Understanding P-Values: Beyond the Threshold
When researchers announce findings with "p < 0.05," most people hear "definitely true." But that's fundamentally wrong, and this misunderstanding shapes how we interpret health research.
Ronald Fisher introduced p-values in the 1920s as a practical tool for researchers. He defined a p-value as the probability of observing data as extreme (or more extreme) than what you actually found, assuming the null hypothesis is true. Notice what it doesn't say: it's not the probability that your hypothesis is correct.
Think of it this way. Imagine you flip a coin 20 times and get 17 heads. The p-value would answer: "If this coin is actually fair, how likely would I be to see 17 or more heads in 20 flips?" A small p-value (maybe 0.002) means this result would be rare under a fair-coin assumption. But it doesn't prove the coin is biased—it just says the data would be surprising if it weren't.
The 0.05 threshold originated as an arbitrary convenience in 1920s statistics, not a magical truth boundary. Fisher even warned against rigid adherence to it. Yet this "significance threshold" became dogma. A study showing p = 0.049 gets published and celebrated; p = 0.051 often languishes unpublished, despite being nearly identical findings.
Common misinterpretations abound. Researchers often say "there's a 5% chance the null hypothesis is true" when they report p < 0.05. This is backwards. You can't calculate the probability of the hypothesis from a p-value alone—you'd need Bayesian methods for that. Another mistake: assuming p = 0.001 means the effect is 200 times "more true" than p = 0.05. Both just indicate rarity under the null; both require large sample sizes to achieve, especially with small effects.

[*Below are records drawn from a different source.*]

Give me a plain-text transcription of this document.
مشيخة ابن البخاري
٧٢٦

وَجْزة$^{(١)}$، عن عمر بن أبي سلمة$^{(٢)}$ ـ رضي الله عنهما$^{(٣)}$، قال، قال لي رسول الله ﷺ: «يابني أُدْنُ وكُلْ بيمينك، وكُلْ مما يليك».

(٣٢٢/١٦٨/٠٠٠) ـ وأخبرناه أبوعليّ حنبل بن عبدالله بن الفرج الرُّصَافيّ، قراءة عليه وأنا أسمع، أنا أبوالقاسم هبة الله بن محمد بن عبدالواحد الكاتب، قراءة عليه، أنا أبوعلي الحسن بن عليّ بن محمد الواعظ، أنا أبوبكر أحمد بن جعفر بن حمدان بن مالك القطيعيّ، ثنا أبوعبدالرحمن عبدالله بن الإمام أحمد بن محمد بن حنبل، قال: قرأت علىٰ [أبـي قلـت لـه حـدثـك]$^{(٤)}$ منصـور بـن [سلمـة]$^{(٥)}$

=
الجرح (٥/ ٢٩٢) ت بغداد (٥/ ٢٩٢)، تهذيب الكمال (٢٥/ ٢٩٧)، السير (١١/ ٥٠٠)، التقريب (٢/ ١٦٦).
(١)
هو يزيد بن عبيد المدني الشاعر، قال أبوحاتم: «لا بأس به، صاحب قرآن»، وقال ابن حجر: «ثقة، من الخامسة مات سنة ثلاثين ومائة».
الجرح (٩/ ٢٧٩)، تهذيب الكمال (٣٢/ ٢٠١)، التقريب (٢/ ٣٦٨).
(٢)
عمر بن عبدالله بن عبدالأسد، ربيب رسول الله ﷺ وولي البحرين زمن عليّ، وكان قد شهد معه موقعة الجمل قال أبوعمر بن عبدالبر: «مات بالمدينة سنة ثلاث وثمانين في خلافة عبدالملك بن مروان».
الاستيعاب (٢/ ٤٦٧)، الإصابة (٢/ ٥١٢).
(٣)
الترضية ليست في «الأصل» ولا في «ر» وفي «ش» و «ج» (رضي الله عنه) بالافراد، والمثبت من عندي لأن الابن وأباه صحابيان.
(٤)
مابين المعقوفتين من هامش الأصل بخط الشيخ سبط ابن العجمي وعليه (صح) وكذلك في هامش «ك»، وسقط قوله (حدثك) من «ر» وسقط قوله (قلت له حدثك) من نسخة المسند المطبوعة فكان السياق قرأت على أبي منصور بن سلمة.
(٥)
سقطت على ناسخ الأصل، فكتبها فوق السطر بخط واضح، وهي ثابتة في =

The American Statistical Association released a 2016 statement cautioning that p-values don't measure effect size, practical significance, or model validity. They emphasized that a p-value alone cannot select a model or hypothesis. This wasn't radical—it was restating Fisher's original intent—but the statistical field had drifted far.
Better practice combines p-values with effect sizes and confidence intervals. A 95% confidence interval tells you the plausible range of effects; effect size (Cohen's d or similar) shows magnitude. Together, these paint a complete picture.